Ha Michael A, Sieg Adam C
Surgical Intensive Care Unit, UMass Memorial Medical Center, Worcester, Massachusetts.
Heart Transplant/MCS, Gill Heart Institute, University of Kentucky, Lexington, Kentucky.
Pharmacotherapy. 2017 Feb;37(2):221-235. doi: 10.1002/phar.1882. Epub 2017 Feb 3.
Extracorporeal membrane oxygenation (ECMO) is a life-support modality used in patients with refractory cardiac and/or respiratory failure. A significant resurgence in the use ECMO has been seen in recent years as a result of substantial improvements in technology and survival benefit. With expanding ECMO use, a better understanding of how ECMO affects drug pharmacokinetics (PK) is necessary. The vast majority of PK studies in patients receiving ECMO have been conducted within neonatal or pediatric populations or within a controlled environment (e.g., in vitro or ex vivo). Because of significant differences in absorption, distribution, metabolism, and excretion, it may be inappropriate to extrapolate these PK data to adults. Thus, the aims of this review are to evaluate the changes in drug PK during ECMO and to summarize the available PK data for common drugs used in the adult critically ill patients during ECMO support. A search of the PubMed (1965-July 2016), EMBASE (1965-July 2016), and Cochrane Controlled Trial Register databases was performed. All relevant studies describing PK alterations during ECMO in ex vivo experiments and in adults were included. Evaluation of the data indicated that drug PK in adults receiving ECMO support may be significantly altered. Factors influencing these alterations are numerous and have intricate relationships with each other but can generally be classified as ECMO circuit factors, drug factors, and patient factors. Commonly used drugs in these patients include antimicrobials, sedatives, and analgesics. PK data for most of these drugs are generally lacking; however, recent research efforts in this patient population have provided some limited guidance in drug dosing. With an improved understanding of altered drug PK secondary to ECMO therapy, optimization of pharmacotherapy within this critically ill population continues to move forward.

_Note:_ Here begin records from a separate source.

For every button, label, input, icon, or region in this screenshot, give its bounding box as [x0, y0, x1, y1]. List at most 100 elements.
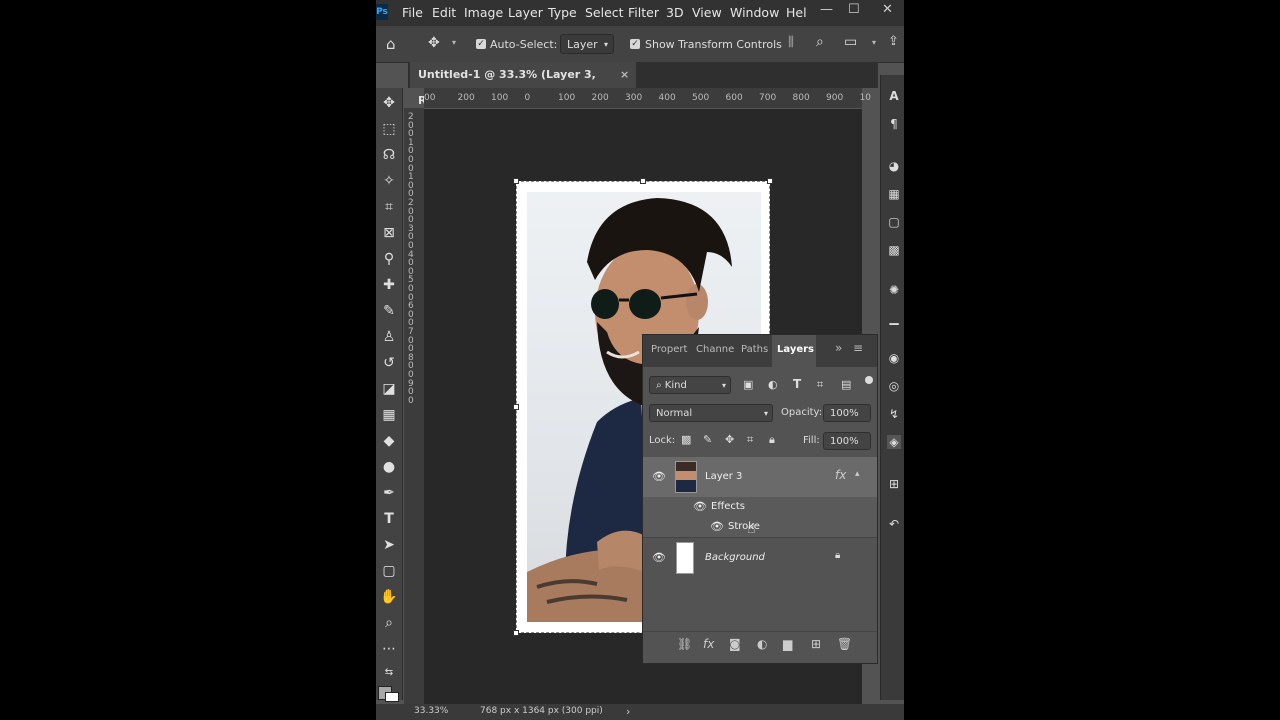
zoom-level[interactable]: 33.33%	[414, 706, 448, 716]
paths-panel-icon[interactable]: ↯	[887, 407, 901, 421]
chevron-up-icon[interactable]: ▴	[855, 469, 860, 479]
blend-mode-dropdown[interactable]: Normal ▾	[649, 404, 773, 422]
color-panel-icon[interactable]: ◕	[887, 159, 901, 173]
show-transform-checkbox[interactable]: ✓	[630, 39, 640, 49]
gradient-tool-icon[interactable]: ▦	[380, 406, 398, 424]
type-tool-icon[interactable]: T	[380, 510, 398, 528]
shape-tool-icon[interactable]: ▢	[380, 562, 398, 580]
transform-handle[interactable]	[767, 178, 773, 184]
lock-position-icon[interactable]: ✥	[725, 433, 734, 446]
zoom-tool-icon[interactable]: ⌕	[380, 614, 398, 632]
tab-channels[interactable]: Channe	[696, 344, 734, 355]
transform-handle[interactable]	[513, 404, 519, 410]
home-icon[interactable]: ⌂	[386, 35, 396, 53]
layer-name[interactable]: Background	[705, 552, 765, 563]
dodge-tool-icon[interactable]: ●	[380, 458, 398, 476]
menu-view[interactable]: View	[692, 5, 722, 20]
maximize-button[interactable]: ☐	[848, 2, 860, 17]
menu-edit[interactable]: Edit	[432, 5, 456, 20]
minimize-button[interactable]: —	[820, 2, 833, 17]
brush-tool-icon[interactable]: ✎	[380, 302, 398, 320]
smart-object-filter-icon[interactable]: ▤	[841, 378, 851, 391]
lock-pixels-icon[interactable]: ✎	[703, 433, 712, 446]
adjustment-layer-icon[interactable]: ◐	[757, 637, 767, 651]
gradients-panel-icon[interactable]: ▢	[887, 215, 901, 229]
background-color-swatch[interactable]	[385, 692, 399, 702]
close-icon[interactable]: ×	[620, 62, 629, 88]
lasso-tool-icon[interactable]: ☊	[380, 146, 398, 164]
stamp-tool-icon[interactable]: ♙	[380, 328, 398, 346]
visibility-eye-icon[interactable]: 👁︎	[710, 520, 724, 533]
menu-filter[interactable]: Filter	[628, 5, 659, 20]
menu-layer[interactable]: Layer	[508, 5, 543, 20]
adjustments-panel-icon[interactable]: ✺	[887, 283, 901, 297]
eraser-tool-icon[interactable]: ◪	[380, 380, 398, 398]
healing-brush-icon[interactable]: ✚	[380, 276, 398, 294]
filter-kind-dropdown[interactable]: ⌕ Kind ▾	[649, 376, 731, 394]
align-icon[interactable]: ⫼	[788, 35, 794, 50]
menu-file[interactable]: File	[402, 5, 423, 20]
move-tool-icon[interactable]: ✥	[428, 35, 440, 51]
delete-layer-icon[interactable]: 🗑︎	[837, 637, 852, 651]
shape-filter-icon[interactable]: ⌗	[817, 378, 823, 392]
magic-wand-icon[interactable]: ✧	[380, 172, 398, 190]
tab-layers[interactable]: Layers	[777, 344, 814, 355]
marquee-tool-icon[interactable]: ⬚	[380, 120, 398, 138]
link-layers-icon[interactable]: ⛓	[677, 637, 692, 651]
path-select-icon[interactable]: ➤	[380, 536, 398, 554]
layers-panel-icon[interactable]: ◈	[887, 435, 901, 449]
panel-more-icon[interactable]: »	[835, 341, 842, 355]
visibility-eye-icon[interactable]: 👁︎	[693, 500, 707, 513]
lock-transparency-icon[interactable]: ▩	[681, 433, 691, 446]
filter-toggle-icon[interactable]	[865, 376, 873, 384]
transform-handle[interactable]	[513, 630, 519, 636]
search-icon[interactable]: ⌕	[816, 34, 824, 50]
share-icon[interactable]: ⇪	[888, 34, 899, 49]
adjustment-filter-icon[interactable]: ◐	[768, 378, 778, 391]
add-mask-icon[interactable]: ◙	[729, 637, 741, 651]
tab-paths[interactable]: Paths	[741, 344, 768, 355]
opacity-input[interactable]: 100%	[823, 404, 871, 422]
transform-handle[interactable]	[513, 178, 519, 184]
swatches-panel-icon[interactable]: ▦	[887, 187, 901, 201]
type-filter-icon[interactable]: T	[793, 377, 801, 391]
character-panel-icon[interactable]: A	[887, 89, 901, 103]
more-tools-icon[interactable]: ⋯	[380, 640, 398, 658]
menu-window[interactable]: Window	[730, 5, 779, 20]
menu-3d[interactable]: 3D	[666, 5, 684, 20]
menu-help[interactable]: Hel	[786, 5, 807, 20]
lock-artboard-icon[interactable]: ⌗	[747, 433, 753, 447]
document-tab[interactable]: Untitled-1 @ 33.3% (Layer 3, RGB/8) * ×	[410, 62, 636, 107]
fx-icon[interactable]: fx	[703, 637, 714, 651]
blur-tool-icon[interactable]: ◆	[380, 432, 398, 450]
menu-type[interactable]: Type	[548, 5, 577, 20]
lock-icon[interactable]: 🔒︎	[835, 550, 840, 561]
auto-select-target-dropdown[interactable]: Layer ▾	[560, 34, 614, 54]
crop-tool-icon[interactable]: ⌗	[380, 198, 398, 216]
new-layer-icon[interactable]: ⊞	[811, 637, 821, 651]
menu-image[interactable]: Image	[464, 5, 503, 20]
status-menu-arrow[interactable]: ›	[626, 705, 630, 718]
pixel-filter-icon[interactable]: ▣	[743, 378, 753, 391]
visibility-eye-icon[interactable]: 👁︎	[652, 470, 666, 483]
patterns-panel-icon[interactable]: ▩	[887, 243, 901, 257]
layer-row-background[interactable]: 👁︎ Background 🔒︎	[643, 537, 877, 578]
hand-tool-icon[interactable]: ✋	[380, 588, 398, 606]
histogram-panel-icon[interactable]: ▁	[887, 311, 901, 325]
close-button[interactable]: ✕	[882, 2, 893, 17]
workspace-icon[interactable]: ▭	[844, 34, 857, 50]
new-group-icon[interactable]: ▆	[783, 637, 792, 651]
fill-input[interactable]: 100%	[823, 432, 871, 450]
frame-tool-icon[interactable]: ⊠	[380, 224, 398, 242]
history-brush-icon[interactable]: ↺	[380, 354, 398, 372]
auto-select-checkbox[interactable]: ✓	[476, 39, 486, 49]
layer-name[interactable]: Layer 3	[705, 471, 742, 482]
history-panel-icon[interactable]: ↶	[887, 517, 901, 531]
channels-panel-icon[interactable]: ◎	[887, 379, 901, 393]
properties-panel-icon[interactable]: ◉	[887, 351, 901, 365]
chevron-down-icon[interactable]: ▾	[452, 38, 456, 47]
paragraph-panel-icon[interactable]: ¶	[887, 117, 901, 131]
swap-colors-icon[interactable]: ⇆	[380, 664, 398, 682]
fx-icon[interactable]: fx	[835, 468, 846, 482]
menu-select[interactable]: Select	[585, 5, 624, 20]
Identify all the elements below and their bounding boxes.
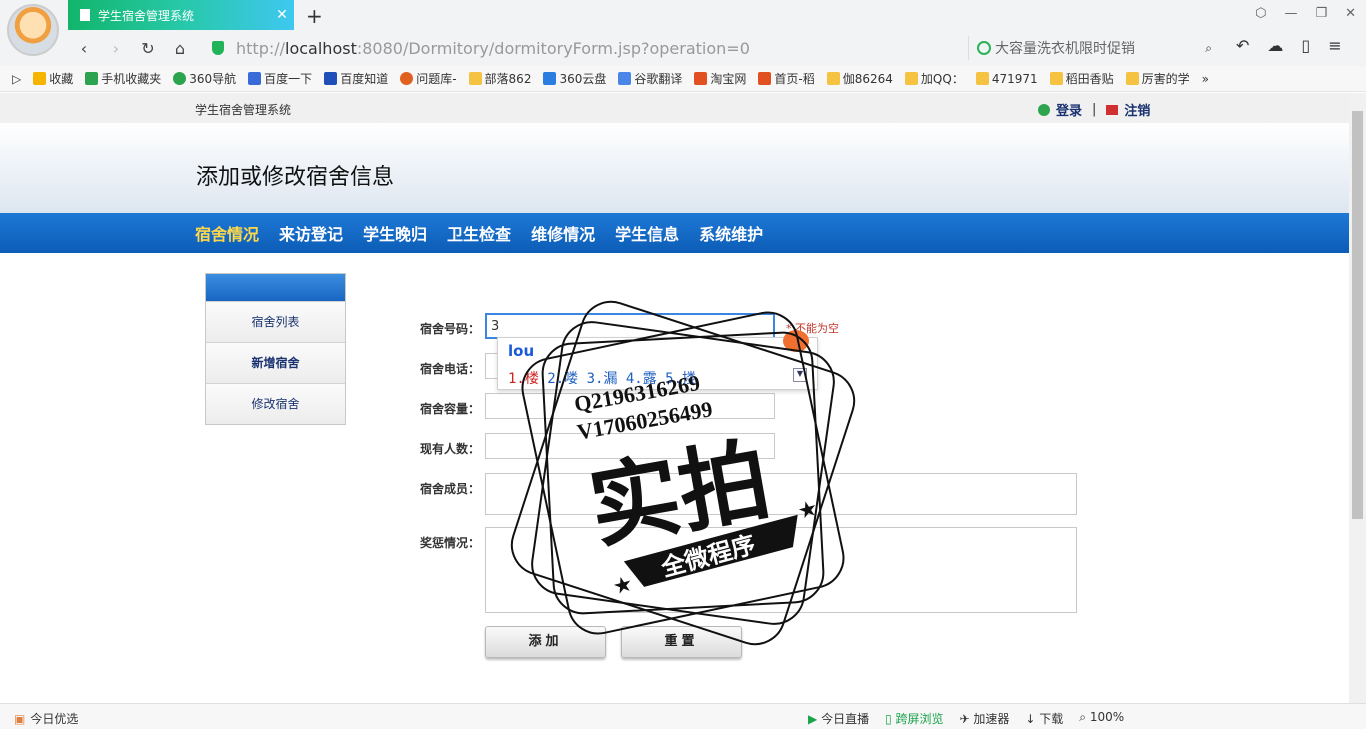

体外膜肺氧合(ECMO)是一种用于治疗难治性心脏和/或呼吸衰竭患者的生命支持方式。近年来,由于技术的显著进步和生存获益,ECMO的使用显著增加。随着ECMO使用的不断扩大,有必要更好地了解ECMO如何影响药物的药代动力学(PK)。绝大多数接受ECMO治疗患者的PK研究是在新生儿或儿科人群中或在受控环境(如体外或离体)中进行的。由于吸收、分布、代谢和排泄存在显著差异,将这些PK数据外推至成人可能并不合适。因此,本综述的目的是评估ECMO期间药物PK的变化,并总结成人危重症患者在ECMO支持期间常用药物的现有PK数据。我们检索了PubMed(1965年 - 2016年7月)、EMBASE(1965年 - 2016年7月)和Cochrane对照试验注册数据库。纳入了所有描述体外实验和成人ECMO期间PK改变的相关研究。对数据的评估表明,接受ECMO支持的成人患者的药物PK可能会发生显著改变。影响这些改变的因素众多且相互之间关系复杂,但通常可分为ECMO回路因素、药物因素和患者因素。这些患者常用的药物包括抗菌药物、镇静剂和镇痛药。这些药物中大多数的PK数据普遍缺乏;然而,近期针对该患者群体的研究努力为药物剂量调整提供了一些有限的指导。随着对ECMO治疗导致的药物PK改变的认识不断提高,在这一危重症人群中优化药物治疗仍在不断推进。